Wednesday, September 26, 2012

Osamu Kobayashi

These are Osamu's newest paintings. He explained how his process has evolved from a series of premeditated, deliberated moves into a more fluid and improvised approach. Osamu begins his paintings with no predetermined plan, his paintings develop out of a succession of impromptu interactions between the paint and the forms on canvas. Through this highly personalized and intuitive approach, a record of time emerges.

What interests me most about Osamu's paintings is how two conceptions of time manifest; Osamu accesses the universal through the personal. (*Fear not gentle reader, when referring to the universal,  I am not attempting to push some silly, outmoded and spurious meta-narrative on you, I embrace postmodern dogma fully and unabashedly. When I refer to the universal, I am referring to an idea of time that goes beyond the limitations of human bias and understanding.) The forms in Osamu's often operate like afterimages, optically altering any constancy and undermining any supposedly complete explanation. Within the absence of delineation, time operates like memory; past and present overlap resisting any neat division. This occurs especially in the two large paintings Osamu is standing in between in the previous photograph as well as the painting pictured above on the left.
These grey paintings employ a different language than the previous body of work. In their physicality, they become less experiential and more concrete. 

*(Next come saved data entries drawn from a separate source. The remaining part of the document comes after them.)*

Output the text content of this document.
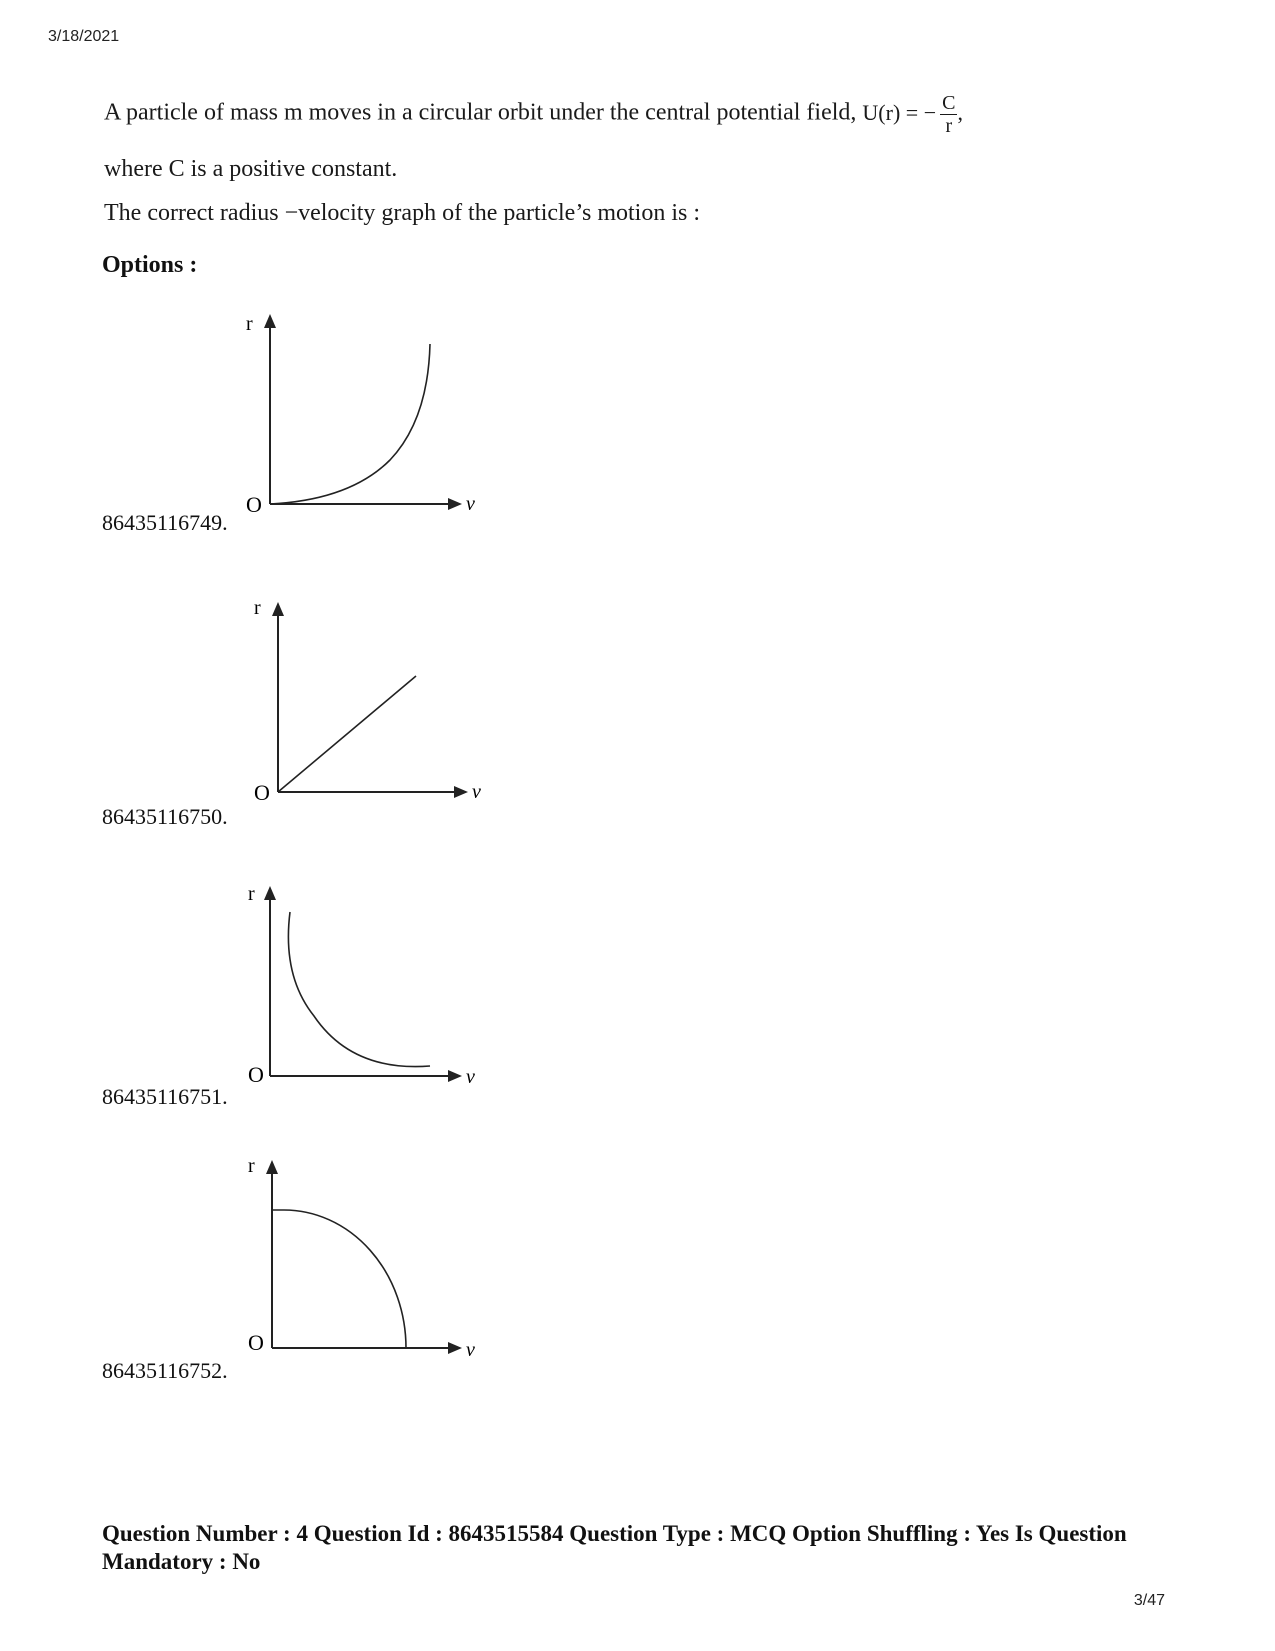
3/18/2021
A particle of mass m moves in a circular orbit under the central potential field, U(r) = − $\frac{C}{r}$ ,
where C is a positive constant.
The correct radius −velocity graph of the particle’s motion is :
Options :
r
v
O
86435116749.
r
v
O
86435116750.
r
v
O
86435116751.
r
v
O
86435116752.
Question Number : 4 Question Id : 8643515584 Question Type : MCQ Option Shuffling : Yes Is Question Mandatory : No
3/47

 Looking at this series, Jasper Johns, the great grandaddy of grey paintings comes to mind. The Johns' grey paintings show at the Art Institute was a fantastic show. What I loved about that show was that Jasper Johns managed to turn painting into a philosophical pursuit removed from its solipsistic, self-congratulatory history. Johns grey paintings are a battleground for espousing Buddhist beliefs in a historically myopic, Occidental medium. There is a violence in many of Johns' grey paintings that belies their introspective calm.Osamu's grey paintings contain within them more of a self-consciousness specific to our generation of painters, and have a quiet, contemplative quality that I respond to. They are also frangible despite their thickness, which is also a reflection of the current milieu.
This is an especially gorgeous painting in person. I associate black monochromatic paintings with a somber Thanatos that resists the vitality of bright, expressive color. Some of my favorite paintings are black paintings. The allure of the color black has seduced artists as diverse as Goya, Rauschenberg, Ad Reinhardt, and Ellen Gallagher, to name a few. Goya's famous Black paintings are one of the most haunting and psychologically intense ruminations on the human condition. Goya painted them toward the end of his life when he was completely deaf and confronting his own mortality. They contain within them an understanding of the inexorable brutalities of life that most of us would prefer to avoid, but that also paradoxically offer us solace in their maniacal brand of satire.  Laughter always provides us with the greatest form of release. It was Lao Tzu who said, "As soon as you have made a thoughtLaugh at it."


  1. Great images and a serious reading of the work.
    Can't ask for more than that. I admire Osamu's work and am glad you posted this visit.



  2. Looks like some good paintings there. Maybe someday I'll get to see them in person.